I tossed the term “text” into the pool, let it float around and bump up against student thinking, and let them begin to figure out what that meant. And that was weeks one through four.
Tour of Analysis
When I was ready to begin our writing unit in earnest, I said, ” We have been reading a lot of analytical writing recently, and you’ve seen it’s everywhere. Writers analyze athletes and movies and books and even people! Let me show you some more!”
And then I took them on a tour of analysis from yesterday. (I spent 15 minutes of planning the day before grabbing screenshots of titles from my favorite sites: The Ringer, The New Yorker, A.V. Club, Vulture, Bleacher Report). As I flip through the headlines, I give them the briefest, 10-second narration (“Oh, this is a piece that analyzes the trend of boyfriend-style clothing”, “This looks like a piece that is analyzing a team’s chances based on their draft picks”, etc.)
Then I tell them, “You are going to write a piece of analysis on something about which you feel strongly and know a lot!” We will spend the next few days figuring out what some of those things might be!”
And then I launch a couple of days of activities designed to help students discover their passions — those they are already aware of and those that have laid dormant for years! (You can find these in chapter four of Beyond Literary Analysis.)
Turning Topic to Text
Hopefully, after a few days of exploring their passions even your most uninspired, slumped-in-her-seat writer will have a topic in mind about which she feels strongly and has lots of content knowledge. But that might not yet be a text ready for analysis.
So now I tell my students, “We need to find a text buried within that topic you’ve discovered — and don’t worry, we can find a text in anything. A text is anything with a beginning, middle, and end that can be broken down into smaller pieces so that we can understand them and understand the whole thing in a different way. Let’s play a little game to see if we can tell what is a text and what is not a text!”
Here are my Text or Not a Text slides!
Y’all, kids catch on quickly! I have done this with seventh graders and with college-level high school seniors. With a few examples, 99% of students can bring their topic into a text. The key is almost always simply making it smaller and more specific.
The students who are still stuck can quickly become unstuck with a writing conference or by simply talking out their ideas with their peers.
Ready to Write
When everyone has a text, we are ready to start drafting in earnest, dipping into mini-lessons and feedback along the way.
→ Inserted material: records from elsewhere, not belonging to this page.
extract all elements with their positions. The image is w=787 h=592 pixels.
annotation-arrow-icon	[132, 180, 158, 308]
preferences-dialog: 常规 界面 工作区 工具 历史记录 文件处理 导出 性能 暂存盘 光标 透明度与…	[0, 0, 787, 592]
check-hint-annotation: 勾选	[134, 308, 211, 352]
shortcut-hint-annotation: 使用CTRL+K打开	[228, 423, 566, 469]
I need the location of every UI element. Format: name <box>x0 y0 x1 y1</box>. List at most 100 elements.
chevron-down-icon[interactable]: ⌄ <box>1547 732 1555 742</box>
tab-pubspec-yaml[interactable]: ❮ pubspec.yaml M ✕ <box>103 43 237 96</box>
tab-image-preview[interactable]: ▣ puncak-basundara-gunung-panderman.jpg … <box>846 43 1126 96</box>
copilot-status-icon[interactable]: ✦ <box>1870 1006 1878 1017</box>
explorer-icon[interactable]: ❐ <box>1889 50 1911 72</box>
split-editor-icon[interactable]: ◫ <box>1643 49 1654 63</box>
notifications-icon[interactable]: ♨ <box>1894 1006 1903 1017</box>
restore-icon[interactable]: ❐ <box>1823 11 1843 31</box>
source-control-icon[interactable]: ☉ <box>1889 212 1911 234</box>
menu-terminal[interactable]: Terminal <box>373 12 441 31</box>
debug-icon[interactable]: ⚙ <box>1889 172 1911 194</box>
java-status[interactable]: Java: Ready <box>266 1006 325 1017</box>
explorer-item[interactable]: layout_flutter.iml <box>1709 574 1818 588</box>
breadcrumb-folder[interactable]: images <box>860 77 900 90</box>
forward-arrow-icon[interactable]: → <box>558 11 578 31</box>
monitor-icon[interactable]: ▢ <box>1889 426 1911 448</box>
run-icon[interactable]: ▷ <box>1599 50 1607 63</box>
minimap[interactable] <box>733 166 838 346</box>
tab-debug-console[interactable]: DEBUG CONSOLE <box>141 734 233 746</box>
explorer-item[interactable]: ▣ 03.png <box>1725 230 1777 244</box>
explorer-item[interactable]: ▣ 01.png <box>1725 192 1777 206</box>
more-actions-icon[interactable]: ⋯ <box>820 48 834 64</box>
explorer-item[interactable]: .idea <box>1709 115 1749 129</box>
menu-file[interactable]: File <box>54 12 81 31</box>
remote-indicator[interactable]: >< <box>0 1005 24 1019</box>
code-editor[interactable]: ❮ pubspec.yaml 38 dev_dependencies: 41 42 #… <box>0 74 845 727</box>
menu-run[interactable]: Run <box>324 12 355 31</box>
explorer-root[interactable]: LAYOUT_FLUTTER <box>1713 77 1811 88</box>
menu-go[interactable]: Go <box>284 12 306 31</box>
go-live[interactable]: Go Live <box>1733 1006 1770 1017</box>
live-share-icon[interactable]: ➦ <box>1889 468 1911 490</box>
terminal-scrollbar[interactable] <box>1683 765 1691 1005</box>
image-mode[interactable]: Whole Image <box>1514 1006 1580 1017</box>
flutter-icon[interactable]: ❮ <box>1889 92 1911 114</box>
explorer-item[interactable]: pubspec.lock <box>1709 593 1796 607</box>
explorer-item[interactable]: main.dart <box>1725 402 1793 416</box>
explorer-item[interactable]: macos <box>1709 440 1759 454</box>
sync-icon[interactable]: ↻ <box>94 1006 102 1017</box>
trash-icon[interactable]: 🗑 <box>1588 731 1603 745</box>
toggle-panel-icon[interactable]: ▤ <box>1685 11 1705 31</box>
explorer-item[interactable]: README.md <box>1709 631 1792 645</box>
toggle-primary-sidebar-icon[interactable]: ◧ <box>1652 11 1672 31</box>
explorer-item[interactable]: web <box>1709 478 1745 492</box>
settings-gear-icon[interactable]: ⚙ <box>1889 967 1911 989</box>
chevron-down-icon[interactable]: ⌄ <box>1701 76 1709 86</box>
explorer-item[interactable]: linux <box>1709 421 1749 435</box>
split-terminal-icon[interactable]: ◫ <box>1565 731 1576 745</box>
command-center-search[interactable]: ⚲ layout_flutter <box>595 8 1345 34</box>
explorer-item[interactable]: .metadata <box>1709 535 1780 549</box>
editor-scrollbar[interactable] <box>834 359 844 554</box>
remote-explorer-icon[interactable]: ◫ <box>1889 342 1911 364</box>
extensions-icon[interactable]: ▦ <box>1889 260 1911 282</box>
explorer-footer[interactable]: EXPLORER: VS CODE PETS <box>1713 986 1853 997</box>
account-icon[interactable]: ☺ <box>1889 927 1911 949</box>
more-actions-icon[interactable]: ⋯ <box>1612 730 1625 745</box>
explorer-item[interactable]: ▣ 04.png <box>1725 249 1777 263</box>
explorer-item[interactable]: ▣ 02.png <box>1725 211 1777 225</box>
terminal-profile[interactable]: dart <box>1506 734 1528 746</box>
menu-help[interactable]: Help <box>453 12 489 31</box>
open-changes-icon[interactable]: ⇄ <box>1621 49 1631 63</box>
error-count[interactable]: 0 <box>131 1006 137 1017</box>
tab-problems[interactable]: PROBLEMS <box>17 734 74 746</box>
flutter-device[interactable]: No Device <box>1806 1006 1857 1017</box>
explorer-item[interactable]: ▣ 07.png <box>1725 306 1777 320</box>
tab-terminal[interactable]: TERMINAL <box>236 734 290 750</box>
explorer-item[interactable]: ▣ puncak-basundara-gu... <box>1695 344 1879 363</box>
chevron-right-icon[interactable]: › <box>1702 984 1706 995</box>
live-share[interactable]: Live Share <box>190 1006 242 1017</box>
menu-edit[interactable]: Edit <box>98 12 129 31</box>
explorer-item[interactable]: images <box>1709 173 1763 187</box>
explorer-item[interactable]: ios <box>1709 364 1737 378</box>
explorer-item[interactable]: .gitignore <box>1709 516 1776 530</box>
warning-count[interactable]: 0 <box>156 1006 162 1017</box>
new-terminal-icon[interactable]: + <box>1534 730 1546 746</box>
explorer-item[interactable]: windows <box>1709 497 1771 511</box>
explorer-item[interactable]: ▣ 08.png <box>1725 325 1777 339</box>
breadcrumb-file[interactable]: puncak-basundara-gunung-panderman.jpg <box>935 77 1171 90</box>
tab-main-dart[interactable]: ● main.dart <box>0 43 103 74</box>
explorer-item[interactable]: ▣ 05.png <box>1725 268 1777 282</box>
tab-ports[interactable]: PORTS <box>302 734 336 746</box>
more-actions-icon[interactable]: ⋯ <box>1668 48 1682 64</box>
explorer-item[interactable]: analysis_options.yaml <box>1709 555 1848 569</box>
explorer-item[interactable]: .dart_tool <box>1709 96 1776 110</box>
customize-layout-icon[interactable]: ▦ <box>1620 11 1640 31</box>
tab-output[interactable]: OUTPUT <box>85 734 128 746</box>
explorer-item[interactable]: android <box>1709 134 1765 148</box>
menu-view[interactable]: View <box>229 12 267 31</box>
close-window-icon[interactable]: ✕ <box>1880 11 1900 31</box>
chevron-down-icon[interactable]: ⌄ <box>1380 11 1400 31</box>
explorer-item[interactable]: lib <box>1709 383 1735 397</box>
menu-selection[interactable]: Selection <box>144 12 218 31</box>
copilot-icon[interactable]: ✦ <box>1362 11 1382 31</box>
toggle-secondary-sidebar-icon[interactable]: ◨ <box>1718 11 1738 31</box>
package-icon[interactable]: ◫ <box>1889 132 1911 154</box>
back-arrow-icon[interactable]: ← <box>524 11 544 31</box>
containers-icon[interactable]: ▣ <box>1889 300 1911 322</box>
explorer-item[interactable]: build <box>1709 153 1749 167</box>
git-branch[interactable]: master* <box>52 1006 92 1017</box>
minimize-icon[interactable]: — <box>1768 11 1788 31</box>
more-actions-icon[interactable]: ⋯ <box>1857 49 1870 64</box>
Take a breath — this was a hyperspeed fly-by. Perhaps you’re thinking, “Uhhhh…that’s it?” Yeah, it really is. You and I have been set up to believe that analysis is big and serious and scary, but when we begin by showing students what analysis looks like in the real world they will instantly recognize it. This is what they’re reading before they buy a new video game and after last night’s concert, and in anticipation of the next professional sports draft. They might not have the lingo yet, but they know analysis. And if we let it be fun and casual (and also smart and nuanced) they will be able to dive in, unfolding their brains and sharing what they know most about.
What do you think? Ready to jump in? Do you have different words you use that makes the work of analysis clear to students? Please share in the comments below, with me on Twitter @RebekahODell1, or on Facebook.
Thank you! This post was so, so helpful. After some trial and error, I had to add that a text must also be accessible to the general public (so anyone could, theoretically, familiarize themselves with the text and analyze it). Without this piece, I had students wanting to analyze personal memories or experiences and I was struggling to explain why they didn’t qualify.
Does that seem like a fair addition?